Konig laughs out loud, recalling suddenly a bright, boyish face belonging to a young man who used to sit behind him in Bahnhoff’s pathology lectures.

When he looks up again it is half-past six and the first gray, sooty fingers of dawn streak the sky outside his office windows. He is just about to resume his reading when the phone rings. He sits watching it impassively, as if he’d never seen such a thing before. It rings again, and in the large, empty building, at that hour, it has a ghostly and foreboding sound.

First he’s annoyed, then apprehensive. Who could be calling him there at such an hour? Who would even know he was there? Someone who’d tried to reach him in Riverdale and found him not at home.

The phone rings again, shrill, insistent, echoing through the empty corridors of the building. Reaching for it, he pulls his hand back. It rings once more. Suddenly he’s aware of sweat on his forehead. His body feels clammy beneath his clothing.

Finally he picks up the receiver, but he doesn’t bring it immediately to his ear. Instead he holds it at arm’s length, only a few inches off the cradle, hearing then a man’s voice, very far off, repeating the word “Hello” over and over again.

“Hello,” Konig murmurs hesitantly into the phone.

“Hello.”

A pause follows, portentous and clumsy, in which both parties sit there listening to each other breath.

“Paul, it’s me.”

“Where are you?” Konig snaps, his heart starting to sink.

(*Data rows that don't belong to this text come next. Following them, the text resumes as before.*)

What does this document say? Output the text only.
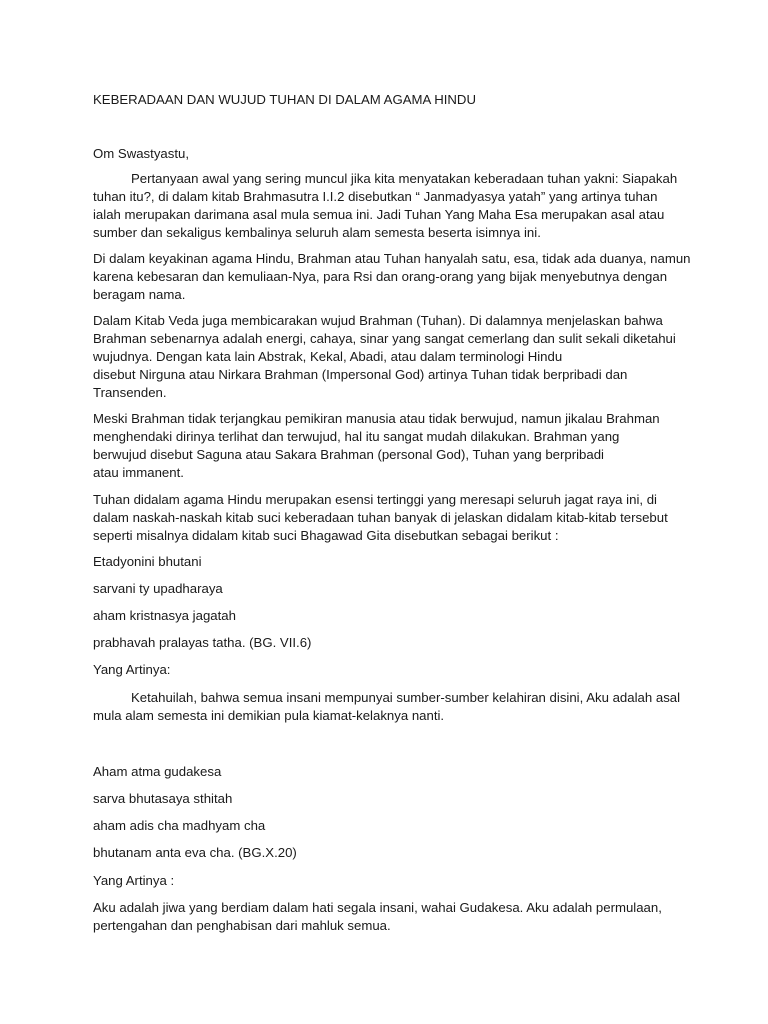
KEBERADAAN DAN WUJUD TUHAN DI DALAM AGAMA HINDU
Om Swastyastu,
Pertanyaan awal yang sering muncul jika kita menyatakan keberadaan tuhan yakni: Siapakah
tuhan itu?, di dalam kitab Brahmasutra I.I.2 disebutkan “ Janmadyasya yatah” yang artinya tuhan
ialah merupakan darimana asal mula semua ini. Jadi Tuhan Yang Maha Esa merupakan asal atau
sumber dan sekaligus kembalinya seluruh alam semesta beserta isimnya ini.
Di dalam keyakinan agama Hindu, Brahman atau Tuhan hanyalah satu, esa, tidak ada duanya, namun
karena kebesaran dan kemuliaan-Nya, para Rsi dan orang-orang yang bijak menyebutnya dengan
beragam nama.
Dalam Kitab Veda juga membicarakan wujud Brahman (Tuhan). Di dalamnya menjelaskan bahwa
Brahman sebenarnya adalah energi, cahaya, sinar yang sangat cemerlang dan sulit sekali diketahui
wujudnya. Dengan kata lain Abstrak, Kekal, Abadi, atau dalam terminologi Hindu
disebut Nirguna atau Nirkara Brahman (Impersonal God) artinya Tuhan tidak berpribadi dan
Transenden.
Meski Brahman tidak terjangkau pemikiran manusia atau tidak berwujud, namun jikalau Brahman
menghendaki dirinya terlihat dan terwujud, hal itu sangat mudah dilakukan. Brahman yang
berwujud disebut Saguna atau Sakara Brahman (personal God), Tuhan yang berpribadi
atau immanent.
Tuhan didalam agama Hindu merupakan esensi tertinggi yang meresapi seluruh jagat raya ini, di
dalam naskah-naskah kitab suci keberadaan tuhan banyak di jelaskan didalam kitab-kitab tersebut
seperti misalnya didalam kitab suci Bhagawad Gita disebutkan sebagai berikut :
Etadyonini bhutani
sarvani ty upadharaya
aham kristnasya jagatah
prabhavah pralayas tatha. (BG. VII.6)
Yang Artinya:
Ketahuilah, bahwa semua insani mempunyai sumber-sumber kelahiran disini, Aku adalah asal
mula alam semesta ini demikian pula kiamat-kelaknya nanti.
Aham atma gudakesa
sarva bhutasaya sthitah
aham adis cha madhyam cha
bhutanam anta eva cha. (BG.X.20)
Yang Artinya :
Aku adalah jiwa yang berdiam dalam hati segala insani, wahai Gudakesa. Aku adalah permulaan,
pertengahan dan penghabisan dari mahluk semua.
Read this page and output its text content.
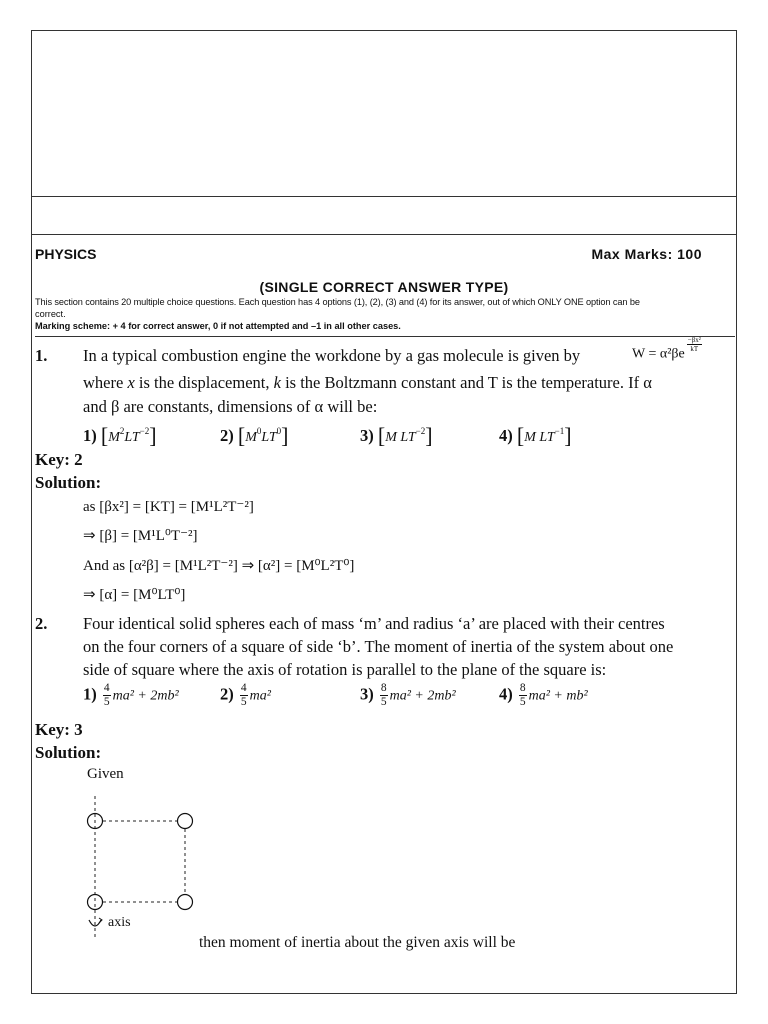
PHYSICS	Max Marks: 100
(SINGLE CORRECT ANSWER TYPE)
This section contains 20 multiple choice questions. Each question has 4 options (1), (2), (3) and (4) for its answer, out of which ONLY ONE option can be
correct.
Marking scheme: + 4 for correct answer, 0 if not attempted and –1 in all other cases.
1. In a typical combustion engine the workdone by a gas molecule is given by	W = α²βe
$\frac{\text{−βx²}}{kT}$
where x is the displacement, k is the Boltzmann constant and T is the temperature. If α
and β are constants, dimensions of α will be:
1) $[M^2LT^{-2}]$	2) $[M^0LT^0]$	3) [M $LT^{-2}$]	4) [M $LT^{-1}$]
Key: 2
Solution:
as [βx²] = [KT] = [M¹L²T⁻²]
⇒ [β] = [M¹L⁰T⁻²]
And as [α²β] = [M¹L²T⁻²] ⇒ [α²] = [M⁰L²T⁰]
⇒ [α] = [M⁰LT⁰]
2. Four identical solid spheres each of mass ‘m’ and radius ‘a’ are placed with their centres
on the four corners of a square of side ‘b’. The moment of inertia of the system about one
side of square where the axis of rotation is parallel to the plane of the square is:
$1) \frac{4}{5} ma^2 + 2mb^2$	$2) \frac{4}{5} ma^2$	$3) \frac{8}{5} ma^2 + 2mb^2$	$4) \frac{8}{5} ma^2 + mb^2$
Key: 3
Solution:
Given
axis
then moment of inertia about the given axis will be
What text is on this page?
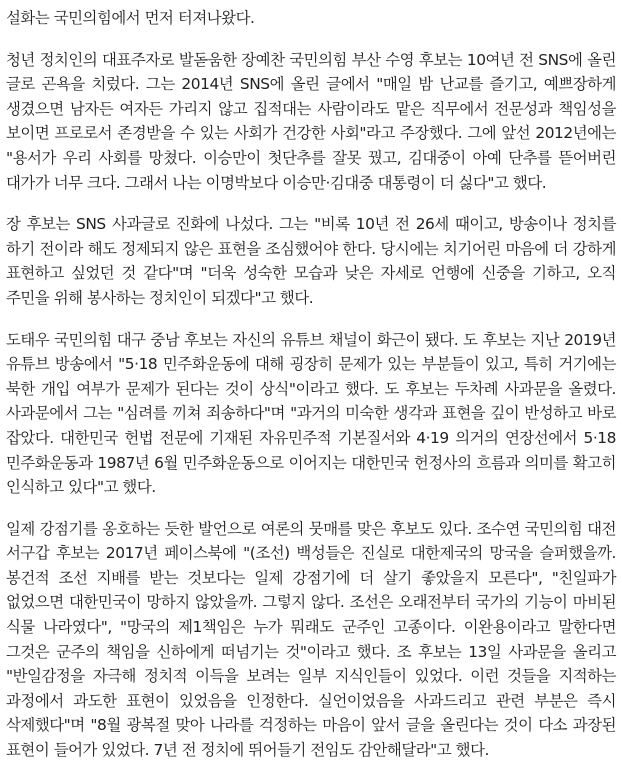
설화는 국민의힘에서 먼저 터져나왔다.

청년 정치인의 대표주자로 발돋움한 장예찬 국민의힘 부산 수영 후보는 10여년 전 SNS에 올린 글로 곤욕을 치렀다. 그는 2014년 SNS에 올린 글에서 "매일 밤 난교를 즐기고, 예쁘장하게 생겼으면 남자든 여자든 가리지 않고 집적대는 사람이라도 맡은 직무에서 전문성과 책임성을 보이면 프로로서 존경받을 수 있는 사회가 건강한 사회"라고 주장했다. 그에 앞선 2012년에는 "용서가 우리 사회를 망쳤다. 이승만이 첫단추를 잘못 꿨고, 김대중이 아예 단추를 뜯어버린 대가가 너무 크다. 그래서 나는 이명박보다 이승만·김대중 대통령이 더 싫다"고 했다.

장 후보는 SNS 사과글로 진화에 나섰다. 그는 "비록 10년 전 26세 때이고, 방송이나 정치를 하기 전이라 해도 정제되지 않은 표현을 조심했어야 한다. 당시에는 치기어린 마음에 더 강하게 표현하고 싶었던 것 같다"며 "더욱 성숙한 모습과 낮은 자세로 언행에 신중을 기하고, 오직 주민을 위해 봉사하는 정치인이 되겠다"고 했다.

도태우 국민의힘 대구 중남 후보는 자신의 유튜브 채널이 화근이 됐다. 도 후보는 지난 2019년 유튜브 방송에서 "5·18 민주화운동에 대해 굉장히 문제가 있는 부분들이 있고, 특히 거기에는 북한 개입 여부가 문제가 된다는 것이 상식"이라고 했다. 도 후보는 두차례 사과문을 올렸다. 사과문에서 그는 "심려를 끼쳐 죄송하다"며 "과거의 미숙한 생각과 표현을 깊이 반성하고 바로 잡았다. 대한민국 헌법 전문에 기재된 자유민주적 기본질서와 4·19 의거의 연장선에서 5·18 민주화운동과 1987년 6월 민주화운동으로 이어지는 대한민국 헌정사의 흐름과 의미를 확고히 인식하고 있다"고 했다.

일제 강점기를 옹호하는 듯한 발언으로 여론의 뭇매를 맞은 후보도 있다. 조수연 국민의힘 대전 서구갑 후보는 2017년 페이스북에 "(조선) 백성들은 진실로 대한제국의 망국을 슬퍼했을까. 봉건적 조선 지배를 받는 것보다는 일제 강점기에 더 살기 좋았을지 모른다", "친일파가 없었으면 대한민국이 망하지 않았을까. 그렇지 않다. 조선은 오래전부터 국가의 기능이 마비된 식물 나라였다", "망국의 제1책임은 누가 뭐래도 군주인 고종이다. 이완용이라고 말한다면 그것은 군주의 책임을 신하에게 떠넘기는 것"이라고 했다. 조 후보는 13일 사과문을 올리고 "반일감정을 자극해 정치적 이득을 보려는 일부 지식인들이 있었다. 이런 것들을 지적하는 과정에서 과도한 표현이 있었음을 인정한다. 실언이었음을 사과드리고 관련 부분은 즉시 삭제했다"며 "8월 광복절 맞아 나라를 걱정하는 마음이 앞서 글을 올린다는 것이 다소 과장된 표현이 들어가 있었다. 7년 전 정치에 뛰어들기 전임도 감안해달라"고 했다.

“Sheepshead Bay,” Haggard says gruffly. “I got Meacham—” Another interminable pause. “But I’m afraid—”

Konig doesn’t actually hear the rest of it but he knows what the detective is saying.

For a long time, it seems, neither man speaks. Konig merely sits there looking at the pile of opened letters on his desk, feeling nothing. It’s as if someone had just spoken to him in some old, lost tongue. It is information he cannot begin to comprehend. Then finally, clearing his throat, he speaks. “When?”

“Just before we got there. They waited for your bag of cash to arrive. Then they did it. Had no intention of ever freeing her. They were getting ready to dump her in the bay when we busted in.”

Nodding his head ever so slightly, Konig hunches over his desk while Haggard waits wordless at the other end for him to react. But there’s no reaction. No shrieks. No groans. Not even a choice obscenity hurled at the gods. “Bring her in” is all he can say. “Bring her in now.”